In my opinion, Tazria-Metzora is the most disgusting parashah in the Torah. When I was reading over the parashah, I found something interesting. I looked through the text, and I counted how many times it had the words with the root meaning “טמא” (which means “impure”) and טהור (which means “pure”). I counted 49 of those words in total. I think this shows that the main idea is about purities and impurities.

The rabbis interpreted getting leprosy as a punishment for speaking lashon harah. Just as in Bamidbar Chapter 12 verse 10, Miriam was punished for speaking badly about Moses’s wife. 

וְהֶעָנָ֗ן סָ֚ר מֵעַ֣ל הָאֹ֔הֶל וְהִנֵּ֥ה מִרְיָ֖ם מְצֹרַ֣עַת כַּשָּׁ֑לֶג וַיִּ֧פֶן אַהֲרֹ֛ן אֶל־מִרְיָ֖ם וְהִנֵּ֥ה מְצֹרָֽעַת׃”

This tells us that Miriam was stricken with tzaraat, or leprosy, as we understand today. For me, it is hard to think that God would purposely put an illness on someone. I do not view someone who is sick as someone who is being punished. For example, I have lost two of my grandparents because of illnesses. I do not think that my grandparents did anything wrong at all to have deserved these sicknesses. 

Today, some people have to be isolated because they physically need it, like when they are sick and sometimes contagious. For example, the coronavirus. This virus is very contagious, and it is very scary to everyone. Because this virus is very contagious, anyone who has it needs to be isolated and treated before they can re-enter the community. In my opinion, this out of control and scary virus is like a modern day version of leprosy, but even worse. 

Although some people are isolated to protect others, some people are isolated for themselves, like my grandma. She was isolated because if she was near too many people, especially anyone sick, then she would get even sicker than she already was. 

In the Torah, because it was believed that the impurity of the people could be spread to others, the Cohanim isolated the person with the infection from the community. You may not realize it, but people are isolated even today in our everyday lives. Even for a lot simpler reasons than the coronavirus. For example, when little kids are put into time out they are isolated because they have done something wrong. As we all know, when we are little we do not see this as something good. However, being put in time out hopefully teaches little children not to repeat what they did wrong. And this helps them grow to be a better person. Lashon Harah is bad to do and maybe one reason people in the Torah were sent away was so that they could learn their lesson not to do it again. 

Yet, sometimes it is not good for someone to be isolated. Some examples of people who are isolated are people in wheelchairs, people in hospitals, people who are homebound, and people who are sick and weak. Although we cannot magically cure these people, we can help them by following one of the mitzvot of the Torah: “ביקור חולים”, or visiting the sick. Having company can make a person feel un-isolated and not alone. Starting when I was about 7, my grandparents started to get sick. My family and I visited them as frequently as possible. I saw how happy it made them to even just get a quick visit from us, and I think that this made them feel less isolated, whether it was physically or mentally.

Lastly, I would like to talk about how we can welcome people back from isolation. When the people from Bnai Yisrael with leprosy were released from isolation in the Torah, they were checked again by the Cohanim to see if they could become 100% pure again. This would allow them to bring sacrifices and re-enter the community. In terms of my grandma’s isolation, she was welcomed back differently.

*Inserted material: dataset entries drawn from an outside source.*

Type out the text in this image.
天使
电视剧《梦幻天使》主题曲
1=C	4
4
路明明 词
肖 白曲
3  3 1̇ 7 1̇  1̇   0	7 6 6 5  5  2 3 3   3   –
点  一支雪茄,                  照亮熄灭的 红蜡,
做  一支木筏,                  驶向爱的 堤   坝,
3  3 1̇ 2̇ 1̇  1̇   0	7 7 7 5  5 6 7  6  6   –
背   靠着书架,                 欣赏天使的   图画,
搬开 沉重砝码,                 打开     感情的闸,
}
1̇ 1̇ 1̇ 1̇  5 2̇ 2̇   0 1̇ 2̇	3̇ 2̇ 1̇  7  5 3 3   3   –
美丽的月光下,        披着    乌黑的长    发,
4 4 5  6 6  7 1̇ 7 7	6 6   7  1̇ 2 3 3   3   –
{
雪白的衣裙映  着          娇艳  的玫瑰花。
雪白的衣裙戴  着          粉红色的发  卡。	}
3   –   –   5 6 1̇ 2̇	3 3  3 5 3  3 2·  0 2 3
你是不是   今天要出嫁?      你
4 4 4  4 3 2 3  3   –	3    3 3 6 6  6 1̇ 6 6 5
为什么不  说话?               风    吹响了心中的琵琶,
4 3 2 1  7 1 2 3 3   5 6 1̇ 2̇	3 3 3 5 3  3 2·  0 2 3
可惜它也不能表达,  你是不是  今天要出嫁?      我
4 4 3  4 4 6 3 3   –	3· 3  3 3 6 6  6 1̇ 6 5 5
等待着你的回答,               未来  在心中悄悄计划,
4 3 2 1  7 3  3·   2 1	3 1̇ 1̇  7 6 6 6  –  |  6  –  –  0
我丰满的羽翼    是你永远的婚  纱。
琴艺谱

Right when she was released from the hospital after being there for about 79 days, she drove right to my cousin’s Bar Mitzvah with my grandfather, my aunt, and my family. Right away she was welcomed back into the community of my family and her friends and everyone who knew her. I think that during her time of illness, it was very important to my grandma to be around her community and family. She was determined to be there for my cousin, and this taught me the lesson of always showing up. My grandma was released from the hospital, and she was welcomed back with of course a lot of love. However she was also welcomed back with her own strength and determination. 

At first, this parashah seemed like it was just about gross skin diseases, and I wasn’t so excited to learn about it. But after learning this parashah, I realized that I could connect it to my life in a few different ways.